Mumbai's infrastructure is groaning under the pressure of its decade-long economic boom, as people travel for business and rising incomes put more private vehicles on the road.
On a hot June morning, Mohammed Idris Murtaza Ali inches his black-and-yellow taxi down a narrow lane in the heart of old Mumbai. The veteran cabby slows to go around a worker pulling a cart piled with pipes, hits the gas – then slows again for a double-parked van.
Mr. Ali says traffic has significantly worsened in the past eight years. "It's never been this painful to be on the roads," he says.
India's infrastructure is groaning under the pressure of its decade-long economic boom, as people travel for business and rising incomes put more private vehicles on the road. Nowhere is the pressure more palpable than on the congested streets of Mumbai, whose efforts to meet the needs of its 12.4 million population reflect the challenges faced by megacities the world over.

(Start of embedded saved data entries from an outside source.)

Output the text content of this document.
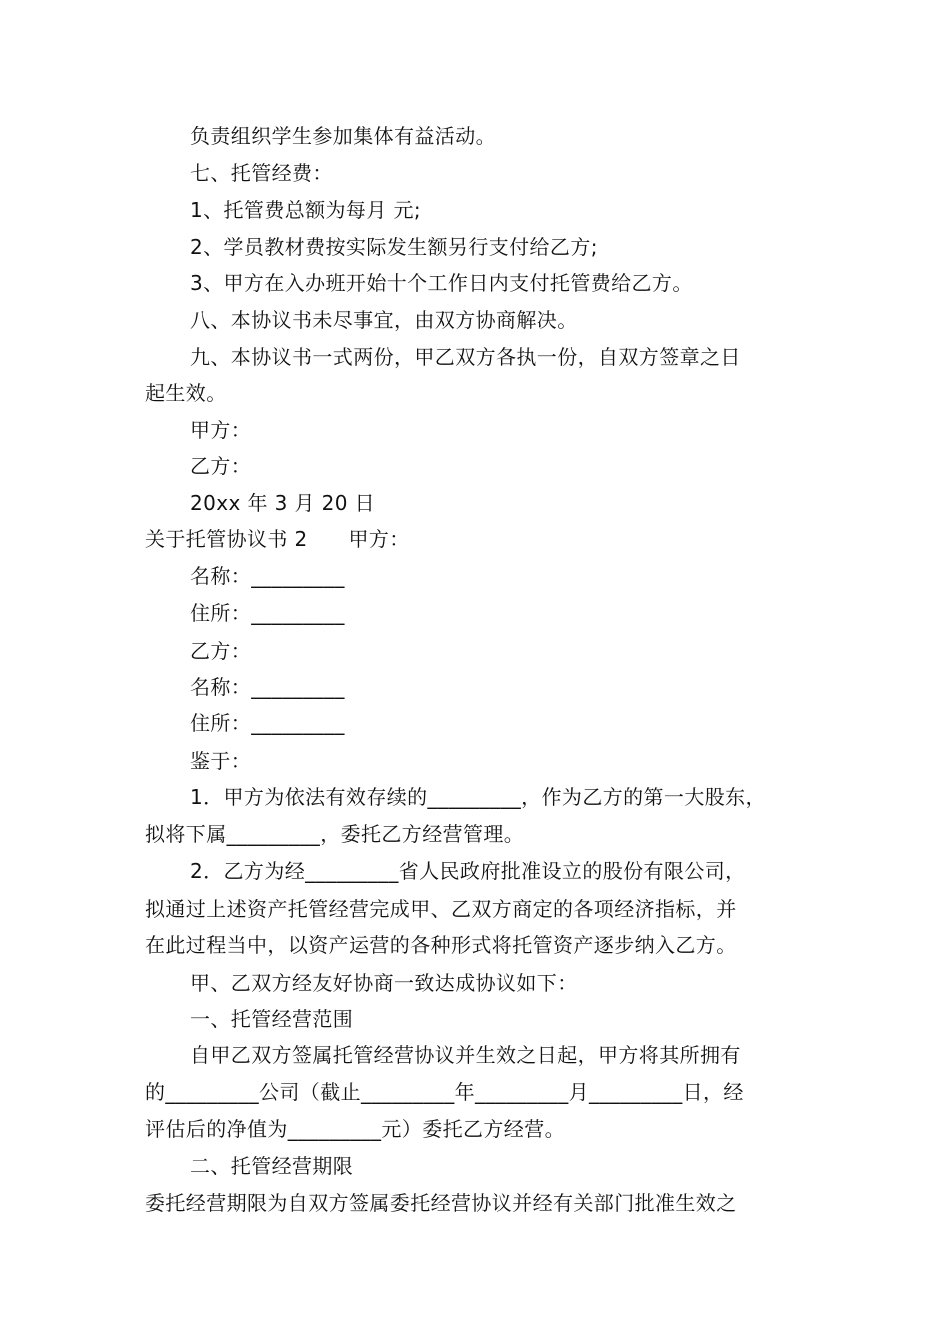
负责组织学生参加集体有益活动。
七、托管经费：
1、托管费总额为每月 元;
2、学员教材费按实际发生额另行支付给乙方;
3、甲方在入办班开始十个工作日内支付托管费给乙方。
八、本协议书未尽事宜，由双方协商解决。
九、本协议书一式两份，甲乙双方各执一份，自双方签章之日
起生效。
甲方：
乙方：
20xx 年 3 月 20 日
关于托管协议书 2　　甲方：
名称：_________
住所：_________
乙方：
名称：_________
住所：_________
鉴于：
1．甲方为依法有效存续的_________，作为乙方的第一大股东，
拟将下属_________，委托乙方经营管理。
2．乙方为经_________省人民政府批准设立的股份有限公司，
拟通过上述资产托管经营完成甲、乙双方商定的各项经济指标，并
在此过程当中，以资产运营的各种形式将托管资产逐步纳入乙方。
甲、乙双方经友好协商一致达成协议如下：
一、托管经营范围
自甲乙双方签属托管经营协议并生效之日起，甲方将其所拥有
的_________公司（截止_________年_________月_________日，经
评估后的净值为_________元）委托乙方经营。
二、托管经营期限
委托经营期限为自双方签属委托经营协议并经有关部门批准生效之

As cities increasingly drive economic growth, urban transit gains priority, says transport specialist Arun Mokashi. "But progress is slow," he says. "Many projects are still [realities only] on paper."
Among Indian cities, Mumbai is geographically unique. The port city has relied on an extensive railway system to bring workers from the suburbs in the north more than 37 miles to the business district in the south. "Access is what made Mumbai productive and prosperous," Mr. Mokashi says.